Regarded as one of the nation’s leading African historians, Jean M. Allman shares her passion for the continent through her teaching, mentoring of undergraduate and graduate students, and prolific writing and scholarship.

Her research and published work, which focus on West Africa, explore the concepts of national identity, gender and colonialism, fashion and the politics of clothing, and the modernity of indigenous belief systems.

Jean M. Allman
Jean M. Allman

Allman’s first book, “The Quills of the Porcupine: Asante Nationalism in an Emergent Ghana,” published in 1993, is a groundbreaking case study of African nationalism and the struggle for independence from Britain in the 1950s. Her 2000 book, “‘I Will Not Eat Stone’: A Women’s History of Colonial Asante,” co-written by Victoria Tashjian, reflects her expertise in the field of women and gender history. She also is co-author of 2005’s “Tongnaab: The History of a West African God,”and her work has appeared in publications such as The Journal of African History; History Workshop Journal; The International Journal of African Historical Studies; African Studies Review; and The American Historical Review.

In addition, she has edited several collections, including “Fashioning Africa: Power and the Politics of Dress,” published in 2004. She co-edits the New African Histories book series at Ohio University Press and served as co-editor of the Journal of Women’s History from 2004-10. She was president of the Ghana Studies Association from 1992-98 and has served on the boards of the African Studies Association (USA) and the Association for the Study of the Worldwide African Diaspora. She was president of the African Studies Association in 2018.

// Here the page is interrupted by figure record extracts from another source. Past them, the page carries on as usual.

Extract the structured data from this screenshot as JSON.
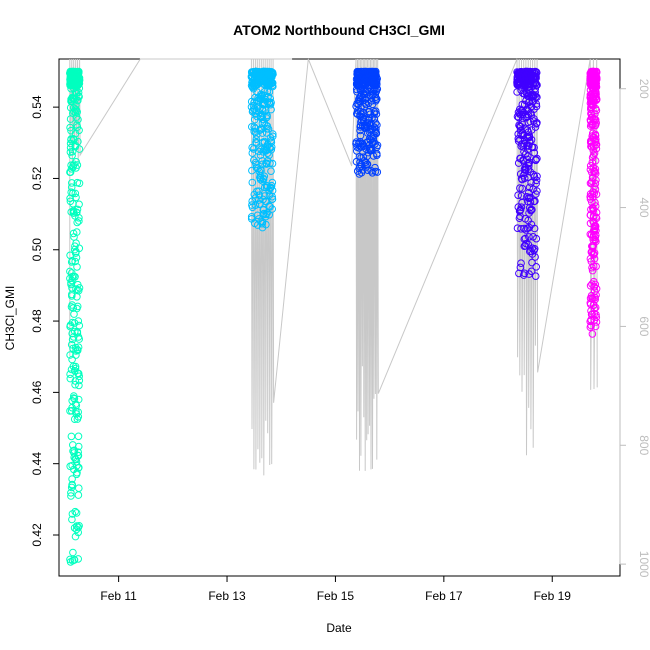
{
  "chart_data": {
    "type": "scatter",
    "title": "ATOM2 Northbound CH3Cl_GMI",
    "xlabel": "Date",
    "ylabel": "CH3Cl_GMI",
    "x_ticks": [
      "Feb 11",
      "Feb 13",
      "Feb 15",
      "Feb 17",
      "Feb 19"
    ],
    "x_tick_values": [
      11,
      13,
      15,
      17,
      19
    ],
    "xlim": [
      9.9,
      20.25
    ],
    "y_ticks": [
      0.42,
      0.44,
      0.46,
      0.48,
      0.5,
      0.52,
      0.54
    ],
    "ylim": [
      0.4085,
      0.5535
    ],
    "right_axis": {
      "label": "",
      "ticks": [
        200,
        400,
        600,
        800,
        1000
      ],
      "ylim": [
        1020,
        150
      ],
      "reversed": true,
      "color": "#bdbdbd"
    },
    "series": [
      {
        "color": "#00ffbf",
        "x_range": [
          10.1,
          10.28
        ],
        "y_range": [
          0.4115,
          0.55
        ]
      },
      {
        "color": "#00bfff",
        "x_range": [
          13.45,
          13.85
        ],
        "y_range": [
          0.5055,
          0.55
        ]
      },
      {
        "color": "#0040ff",
        "x_range": [
          15.38,
          15.78
        ],
        "y_range": [
          0.521,
          0.55
        ]
      },
      {
        "color": "#4000ff",
        "x_range": [
          18.35,
          18.72
        ],
        "y_range": [
          0.4925,
          0.55
        ]
      },
      {
        "color": "#ff00ff",
        "x_range": [
          19.7,
          19.82
        ],
        "y_range": [
          0.4755,
          0.55
        ]
      }
    ]
  }
}
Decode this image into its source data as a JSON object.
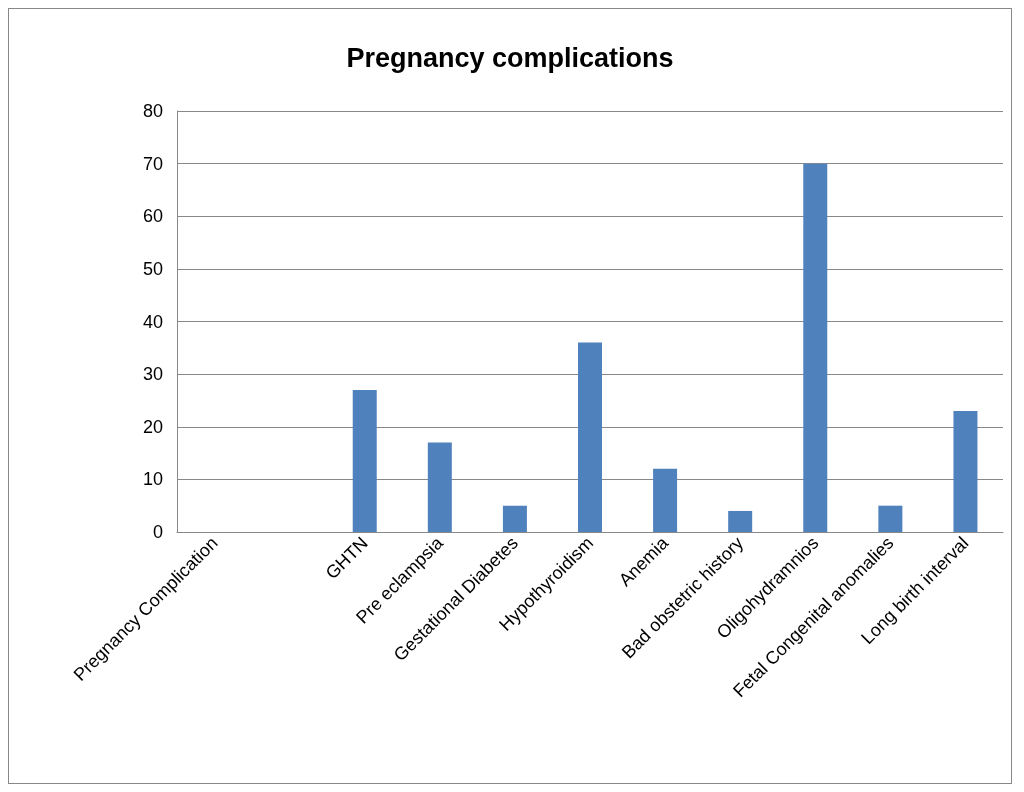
{
  "chart_data": {
    "type": "bar",
    "title": "Pregnancy complications",
    "categories": [
      "Pregnancy Complication",
      null,
      "GHTN",
      "Pre eclampsia",
      "Gestational Diabetes",
      "Hypothyroidism",
      "Anemia",
      "Bad obstetric history",
      "Oligohydramnios",
      "Fetal Congenital anomalies",
      "Long birth interval"
    ],
    "values": [
      null,
      null,
      27,
      17,
      5,
      36,
      12,
      4,
      70,
      5,
      23
    ],
    "color": "#4f81bd",
    "ylim": [
      0,
      80
    ],
    "yticks": [
      0,
      10,
      20,
      30,
      40,
      50,
      60,
      70,
      80
    ],
    "grid": "y"
  }
}
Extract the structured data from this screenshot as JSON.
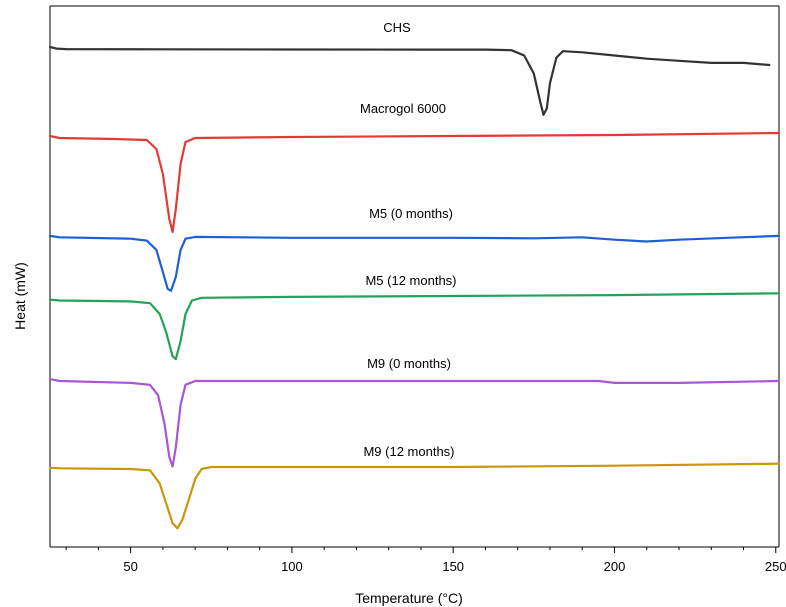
{
  "chart_data": {
    "type": "line",
    "title": "",
    "xlabel": "Temperature (°C)",
    "ylabel": "Heat (mW)",
    "xlim": [
      25,
      251
    ],
    "x_ticks": [
      50,
      100,
      150,
      200,
      250
    ],
    "y_ticks_shown": false,
    "grid": false,
    "legend": "inline labels above each curve",
    "series": [
      {
        "name": "CHS",
        "color": "#333333",
        "points": [
          [
            25,
            0.0
          ],
          [
            27,
            -0.15
          ],
          [
            30,
            -0.2
          ],
          [
            60,
            -0.22
          ],
          [
            100,
            -0.24
          ],
          [
            140,
            -0.25
          ],
          [
            160,
            -0.25
          ],
          [
            168,
            -0.3
          ],
          [
            172,
            -0.8
          ],
          [
            175,
            -2.5
          ],
          [
            177,
            -5.2
          ],
          [
            178,
            -6.4
          ],
          [
            179,
            -5.8
          ],
          [
            180,
            -3.4
          ],
          [
            182,
            -1.0
          ],
          [
            184,
            -0.4
          ],
          [
            190,
            -0.5
          ],
          [
            200,
            -0.8
          ],
          [
            210,
            -1.1
          ],
          [
            220,
            -1.3
          ],
          [
            230,
            -1.5
          ],
          [
            240,
            -1.5
          ],
          [
            248,
            -1.7
          ]
        ]
      },
      {
        "name": "Macrogol 6000",
        "color": "#e53935",
        "points": [
          [
            25,
            -0.2
          ],
          [
            28,
            -0.4
          ],
          [
            45,
            -0.5
          ],
          [
            55,
            -0.6
          ],
          [
            58,
            -1.5
          ],
          [
            60,
            -4.0
          ],
          [
            62,
            -8.5
          ],
          [
            63,
            -9.8
          ],
          [
            64,
            -7.5
          ],
          [
            65.5,
            -3.0
          ],
          [
            67,
            -0.8
          ],
          [
            70,
            -0.4
          ],
          [
            100,
            -0.3
          ],
          [
            150,
            -0.2
          ],
          [
            200,
            -0.1
          ],
          [
            251,
            0.1
          ]
        ]
      },
      {
        "name": "M5 (0 months)",
        "color": "#1e5fd6",
        "points": [
          [
            25,
            -0.1
          ],
          [
            28,
            -0.25
          ],
          [
            50,
            -0.4
          ],
          [
            55,
            -0.6
          ],
          [
            58,
            -1.6
          ],
          [
            60,
            -4.0
          ],
          [
            61.5,
            -5.8
          ],
          [
            62.5,
            -6.0
          ],
          [
            64,
            -4.5
          ],
          [
            65.5,
            -1.6
          ],
          [
            67,
            -0.4
          ],
          [
            70,
            -0.2
          ],
          [
            100,
            -0.3
          ],
          [
            150,
            -0.3
          ],
          [
            175,
            -0.35
          ],
          [
            190,
            -0.25
          ],
          [
            200,
            -0.5
          ],
          [
            210,
            -0.7
          ],
          [
            220,
            -0.5
          ],
          [
            235,
            -0.3
          ],
          [
            251,
            -0.1
          ]
        ]
      },
      {
        "name": "M5 (12 months)",
        "color": "#22a25a",
        "points": [
          [
            25,
            -0.4
          ],
          [
            28,
            -0.5
          ],
          [
            50,
            -0.6
          ],
          [
            56,
            -0.8
          ],
          [
            59,
            -2.0
          ],
          [
            61,
            -4.0
          ],
          [
            63,
            -6.7
          ],
          [
            64,
            -7.0
          ],
          [
            65.5,
            -5.0
          ],
          [
            67,
            -2.0
          ],
          [
            69,
            -0.5
          ],
          [
            72,
            -0.2
          ],
          [
            100,
            -0.1
          ],
          [
            150,
            0.0
          ],
          [
            200,
            0.1
          ],
          [
            251,
            0.3
          ]
        ]
      },
      {
        "name": "M9 (0 months)",
        "color": "#a855d6",
        "points": [
          [
            25,
            0.2
          ],
          [
            28,
            0.0
          ],
          [
            50,
            -0.2
          ],
          [
            56,
            -0.4
          ],
          [
            58.5,
            -1.5
          ],
          [
            60.5,
            -4.5
          ],
          [
            62,
            -8.0
          ],
          [
            63,
            -9.0
          ],
          [
            64,
            -7.0
          ],
          [
            65.5,
            -2.5
          ],
          [
            67,
            -0.4
          ],
          [
            70,
            0.0
          ],
          [
            100,
            0.0
          ],
          [
            150,
            0.0
          ],
          [
            195,
            0.0
          ],
          [
            200,
            -0.2
          ],
          [
            220,
            -0.2
          ],
          [
            251,
            0.0
          ]
        ]
      },
      {
        "name": "M9 (12 months)",
        "color": "#c9960c",
        "points": [
          [
            25,
            -0.1
          ],
          [
            28,
            -0.2
          ],
          [
            50,
            -0.3
          ],
          [
            56,
            -0.5
          ],
          [
            59,
            -2.5
          ],
          [
            61,
            -5.5
          ],
          [
            63,
            -8.5
          ],
          [
            64.5,
            -9.3
          ],
          [
            66,
            -8.0
          ],
          [
            68,
            -5.0
          ],
          [
            70,
            -1.8
          ],
          [
            72,
            -0.3
          ],
          [
            75,
            0.0
          ],
          [
            100,
            0.0
          ],
          [
            150,
            0.0
          ],
          [
            200,
            0.2
          ],
          [
            251,
            0.5
          ]
        ]
      }
    ]
  }
}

Allman’s research has been supported by the Fulbright-Hays Program, American Council of Learned Societies, Mellon Foundation, Social Science Research Council, and National Endowment for the Humanities. Her current work has been inspired by the #MustFall movements, which began in South Africa in 2015, and by calls for the decolonization of knowledge production. Most recently, it interrogates the whiteness of African studies in the United States and Europe and reconstructs the mechanisms through which “colonial knowledge” has been sustained and reproduced in “postcolonial” contexts, including in African institutions.